Несколькими тысячами рупий позже Лена выходит из гостиницы и идет на пляж. Она бродит по песку, вглядываясь в толкущихся там людей. Никаких следов девичьей команды. Тогда она обращается к группе мужчин неопределенного возраста, занимающихся починкой сетей, но те не говорят по-английски. Чуть дальше несколько женщин торгуют свежевыловленной рыбой и серебристыми лангустами. Лена спрашивает их, но с тем же успехом. Она идет мимо прибрежных ресторанов с пестрыми вывесками, ларьков, предлагающих свежевыжатые фруктовые соки, лавчонок, где продается арахис и раскрашенные ракушки, ремонтных мастерских, где вокруг длинноносых лодок хлопочут работяги. Ребятня гоняет мяч, лавируя между коровами с разукрашенными рогами, которые лениво лежат у воды. Лену удивляет это необычное зрелище, но остальные, похоже, не видят в нем ничего особенного. Она останавливает ребят, чтобы расспросить их, но те только мотают головой и несутся дальше.
Она уходит со взморья и углубляется в лабиринт узких улочек, где чередуются лавки, торгующие рисовыми блинами, мастерские по ремонту обуви, лачуги, где какие-то люди, обливаясь потом, орудуют огромными утюгами, облезлые магазинчики, где вперемешку продаются пряности, статуэтки, благовония, батарейки, сладости и детские подгузники. Здесь, в этих пыльных витринах, где время, кажется, остановилось, можно найти все, что производится, изобретается или перерабатывается в Индии. В одной из них выставлено несколько бывших в употреблении стеклянных глаз и вставных челюстей, которые Лена рассматривает с нескрываемым удивлением. Путь ей преграждают рикши, о ее ноги трутся бродячие собаки, пронзительно сигналят скутеры, требуя от нее поскорее убраться с дороги. Наконец она выходит на базарную площадь, полную цветов, фруктов и свежей рыбы. Тысяча красок, тысяча запахов захватывают ее, насыщают, обостряют чувства, пока она пробирается между лотков, по шумным, кишащим народом проходам.

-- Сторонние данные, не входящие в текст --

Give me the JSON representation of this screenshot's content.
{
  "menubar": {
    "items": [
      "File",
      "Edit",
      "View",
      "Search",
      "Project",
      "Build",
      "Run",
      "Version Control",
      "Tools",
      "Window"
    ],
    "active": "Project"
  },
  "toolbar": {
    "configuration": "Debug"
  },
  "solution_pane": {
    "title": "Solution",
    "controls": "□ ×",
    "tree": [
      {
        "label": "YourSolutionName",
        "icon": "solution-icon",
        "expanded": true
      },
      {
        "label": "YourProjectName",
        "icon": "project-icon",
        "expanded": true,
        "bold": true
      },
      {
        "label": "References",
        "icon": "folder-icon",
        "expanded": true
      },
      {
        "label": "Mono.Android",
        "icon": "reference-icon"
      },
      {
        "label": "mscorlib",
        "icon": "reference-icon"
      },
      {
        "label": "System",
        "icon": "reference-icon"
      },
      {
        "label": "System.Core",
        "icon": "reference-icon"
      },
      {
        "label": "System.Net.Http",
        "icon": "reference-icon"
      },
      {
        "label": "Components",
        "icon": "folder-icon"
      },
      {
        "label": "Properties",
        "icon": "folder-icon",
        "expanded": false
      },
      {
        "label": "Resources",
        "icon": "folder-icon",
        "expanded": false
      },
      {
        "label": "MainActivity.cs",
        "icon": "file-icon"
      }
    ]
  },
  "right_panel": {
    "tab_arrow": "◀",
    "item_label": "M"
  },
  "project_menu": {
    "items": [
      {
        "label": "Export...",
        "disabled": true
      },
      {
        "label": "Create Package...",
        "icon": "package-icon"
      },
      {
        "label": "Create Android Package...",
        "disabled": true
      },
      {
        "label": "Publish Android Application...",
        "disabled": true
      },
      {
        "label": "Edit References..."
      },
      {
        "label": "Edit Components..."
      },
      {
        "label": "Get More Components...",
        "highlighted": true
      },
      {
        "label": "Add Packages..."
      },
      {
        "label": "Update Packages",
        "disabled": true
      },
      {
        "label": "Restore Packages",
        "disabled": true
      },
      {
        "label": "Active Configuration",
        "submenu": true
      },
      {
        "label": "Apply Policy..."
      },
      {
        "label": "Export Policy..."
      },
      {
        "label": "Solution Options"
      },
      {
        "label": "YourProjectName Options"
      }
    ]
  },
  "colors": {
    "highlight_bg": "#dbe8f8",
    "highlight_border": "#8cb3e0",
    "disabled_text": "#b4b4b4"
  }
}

Она идет сквозь толпу нагруженных мешками и корзинами жителей деревни. Все это очень напоминает муравейник. Люди толкаются, покупают чечевицу, сладкий картофель, свежеприготовленные джалеби[4], краски, ткани, чай, кокосовые орехи, кардамон, карри. Лена с интересом наблюдает за мужчиной, который плетет гирлянду из гвоздик, но тут ее внимание привлекает странная процессия. Неподалеку десятка полтора девушек с фотографиями и транспарантами расхаживают между прилавками и скандируют: «Justice for Priya!» На фото – молодая индианка, очевидно, жертва группового изнасилования. Лена немедленно узнает команду из больницы. Возглавляет шествие предводительница, которая бьет в бубен, задавая ритм общему танцу. Смуглая, черноглазая, в ней чувствуется истовость, передающаяся окружающим, и прирожденная властность, ее нельзя не заметить, она притягивает взгляды прохожих, которые останавливаются послушать. Несмотря на юный возраст (ей явно не больше двадцати), она выглядит поразительно зрелой. Лена не понимает ни слова из того, что она говорит, но уверенность и энергия девушки завораживают и ее.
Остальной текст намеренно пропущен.